Here is his initial ECG:
Here is his previous ECG for comparison, recorded 7 months prior:
|This comparison makes it obvious that the new ST elevation is diffuse: inferior, anterior, lateral. aVL is NOT elevated! .|
Here I have magnified II, III, aVF, and aVL for better comparison:
|Now the difference in ST segments, especially aVL, is obvious|
Here I have magnified V1-V3 for better comparison:
|Now the new ST elevation in V1-V3 is obvious|
The Emergency physician started therapy for NSTEMI. The first troponin returned at 2.25 ng/mL. The cardiology fellow then opined that this was myopericardititis and instructed to stop the heparin. However, this is not myopericarditis. It cannot be because there is reciprocal ST depression in lead aVL. Additionally, the T-wave enlargement in V2 and V3 happens only rarely in pericarditis. Besides MI, the only explanation for that is the occasionally seen month to month variation in early repol.
The troponin peaked at 23.6. The echo showed an inferior and anterior wall motion abnormality. Thus, it was not pericarditis. Angiogram showed a ruptured plaque in the proximal LAD, with distal embolization of thrombus to the apex. This was a "type III," or "wraparound" LAD which supplies both anterior and inferior walls.
Even without the angiogram, the rapid rise and fall of troponin establishes the diagnosis as MI, not myopericarditis.

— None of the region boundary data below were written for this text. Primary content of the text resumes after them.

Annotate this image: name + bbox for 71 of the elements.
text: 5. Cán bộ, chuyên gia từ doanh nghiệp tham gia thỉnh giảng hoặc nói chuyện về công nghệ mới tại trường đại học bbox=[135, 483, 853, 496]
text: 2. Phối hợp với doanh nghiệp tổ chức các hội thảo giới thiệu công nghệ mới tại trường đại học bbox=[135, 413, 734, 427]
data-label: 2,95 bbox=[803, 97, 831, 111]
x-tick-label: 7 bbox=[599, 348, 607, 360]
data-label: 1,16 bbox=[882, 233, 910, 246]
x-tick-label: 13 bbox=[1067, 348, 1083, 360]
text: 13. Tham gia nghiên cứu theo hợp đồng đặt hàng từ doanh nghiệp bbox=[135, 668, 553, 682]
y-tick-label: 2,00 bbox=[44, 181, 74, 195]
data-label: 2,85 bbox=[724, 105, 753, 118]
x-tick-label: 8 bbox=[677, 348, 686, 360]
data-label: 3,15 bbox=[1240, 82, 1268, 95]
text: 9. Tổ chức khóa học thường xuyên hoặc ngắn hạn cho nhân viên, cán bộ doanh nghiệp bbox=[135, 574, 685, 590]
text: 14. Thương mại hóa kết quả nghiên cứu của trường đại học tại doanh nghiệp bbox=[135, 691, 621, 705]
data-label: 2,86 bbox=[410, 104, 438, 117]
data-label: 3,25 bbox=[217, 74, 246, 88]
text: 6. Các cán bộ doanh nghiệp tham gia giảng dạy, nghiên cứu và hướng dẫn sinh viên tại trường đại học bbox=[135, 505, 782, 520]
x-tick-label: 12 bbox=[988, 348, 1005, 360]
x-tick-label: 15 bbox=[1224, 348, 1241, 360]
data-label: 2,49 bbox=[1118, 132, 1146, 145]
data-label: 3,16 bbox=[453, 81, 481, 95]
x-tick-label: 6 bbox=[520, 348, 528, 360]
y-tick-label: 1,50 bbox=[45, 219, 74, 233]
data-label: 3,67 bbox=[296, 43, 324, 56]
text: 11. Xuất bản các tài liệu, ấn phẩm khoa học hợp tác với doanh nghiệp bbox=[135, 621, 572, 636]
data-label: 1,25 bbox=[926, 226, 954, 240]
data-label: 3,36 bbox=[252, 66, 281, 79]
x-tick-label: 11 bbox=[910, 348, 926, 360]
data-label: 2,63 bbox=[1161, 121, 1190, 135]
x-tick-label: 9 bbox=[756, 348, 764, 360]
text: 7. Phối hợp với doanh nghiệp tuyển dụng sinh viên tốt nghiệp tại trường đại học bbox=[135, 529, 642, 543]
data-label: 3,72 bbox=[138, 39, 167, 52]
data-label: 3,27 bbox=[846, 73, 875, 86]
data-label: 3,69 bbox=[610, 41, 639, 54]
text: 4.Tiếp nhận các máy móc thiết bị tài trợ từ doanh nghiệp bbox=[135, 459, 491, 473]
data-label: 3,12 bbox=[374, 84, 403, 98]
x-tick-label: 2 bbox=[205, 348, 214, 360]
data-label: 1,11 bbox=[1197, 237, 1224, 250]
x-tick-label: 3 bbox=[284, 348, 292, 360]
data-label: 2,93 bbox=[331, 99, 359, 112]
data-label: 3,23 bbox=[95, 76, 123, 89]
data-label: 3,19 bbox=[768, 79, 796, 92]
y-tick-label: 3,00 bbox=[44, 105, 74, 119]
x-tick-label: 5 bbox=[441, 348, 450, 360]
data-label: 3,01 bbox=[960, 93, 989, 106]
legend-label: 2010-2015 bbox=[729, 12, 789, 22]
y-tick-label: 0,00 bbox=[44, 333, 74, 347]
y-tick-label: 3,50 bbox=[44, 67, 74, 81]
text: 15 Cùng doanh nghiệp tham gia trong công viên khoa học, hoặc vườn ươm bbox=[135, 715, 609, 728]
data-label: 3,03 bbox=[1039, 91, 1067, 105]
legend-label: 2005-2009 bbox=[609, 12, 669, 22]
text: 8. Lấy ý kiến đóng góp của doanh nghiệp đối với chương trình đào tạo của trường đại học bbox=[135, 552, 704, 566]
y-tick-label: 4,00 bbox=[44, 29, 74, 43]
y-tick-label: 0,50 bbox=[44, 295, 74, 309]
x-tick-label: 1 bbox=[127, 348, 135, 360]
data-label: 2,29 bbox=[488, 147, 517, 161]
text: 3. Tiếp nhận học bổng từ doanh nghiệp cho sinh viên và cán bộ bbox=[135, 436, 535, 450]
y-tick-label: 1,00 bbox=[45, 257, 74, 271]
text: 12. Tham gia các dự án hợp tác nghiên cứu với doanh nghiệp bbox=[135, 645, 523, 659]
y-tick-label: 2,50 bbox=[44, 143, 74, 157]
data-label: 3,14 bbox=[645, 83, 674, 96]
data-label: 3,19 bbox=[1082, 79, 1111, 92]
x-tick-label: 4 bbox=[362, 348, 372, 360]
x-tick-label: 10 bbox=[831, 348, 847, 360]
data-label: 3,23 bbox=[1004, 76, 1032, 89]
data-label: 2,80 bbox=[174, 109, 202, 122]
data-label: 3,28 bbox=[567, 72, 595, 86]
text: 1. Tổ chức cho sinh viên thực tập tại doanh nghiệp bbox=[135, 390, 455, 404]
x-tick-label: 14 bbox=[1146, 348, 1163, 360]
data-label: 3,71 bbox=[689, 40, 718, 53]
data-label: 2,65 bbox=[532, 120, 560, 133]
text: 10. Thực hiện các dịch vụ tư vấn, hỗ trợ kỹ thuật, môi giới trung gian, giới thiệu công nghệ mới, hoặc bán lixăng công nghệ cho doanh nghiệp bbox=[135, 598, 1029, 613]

The stenosis was minimal, and the ACS occurred in the setting of cocaine use, so the therapy was eptifibatide and heparin for 72 hours, with no PCI.
1) Pericarditis should never be assumed when there is even a hint of reciprocal ST depression. Only Localized pericarditis (most pericarditis is "diffuse" inflammation of the entire pericardium) ever has reciprocal ST depression, and localized pericarditis is very rare. I suspect that many cases of "localized pericarditis" are really STEMI that went undiagnosed.
2) Wraparound or Type III LAD ACS mimics pericarditis because it leads to diffuse ST elevation.